Report: Avi Gabbay fought gas companies and wanted to run them too

Labor leader Avi Gabbay was negotiating for top position in running gas companies before turning to politics.

Avi Gabbay (photo credit: MARC ISRAEL SELLEM/THE JERUSALEM POST)
Avi Gabbay
(photo credit: MARC ISRAEL SELLEM/THE JERUSALEM POST)
Labor leader Avi Gabbay was in negotiations with heads of Israeli gas companies about a top ranking position that would put him in charge of managing Tamar and Leviathan gas partnerships in 2013.
The negotiations ended after he was told he will not be given such a position, Maariv reported on Saturday.

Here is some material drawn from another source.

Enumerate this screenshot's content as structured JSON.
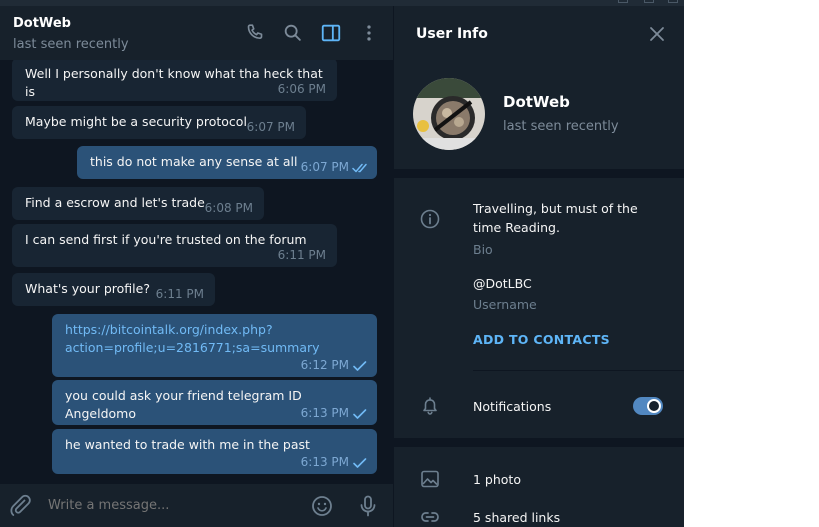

Gabbay entered politics a year afterwards when, in 2014, he founded the centrist party Kulanu with Moshe Kahlon and Orna Angel.
Gabbay later served as the Minister of Environmental Protection under Prime Minister Benjamin Netanyahu, a role from which he resigned in 2016.
When he served in that office, Gabbay accused gas companies of risking Israeli lives and attempting to bribe high-ranking officials. But at the same time, he was jockeying for a position in these same fields and did not reveal this information to anyone, including the Attorney General of Israel, nor did he mention it in writing when asked about potential conflict of interest in his role as Environmental Protection minister.
Gabbay confirmed that such negotiations were held but claimed that he refused the job offer and was not rejected and that the gas companies sought him out, and not the other way around.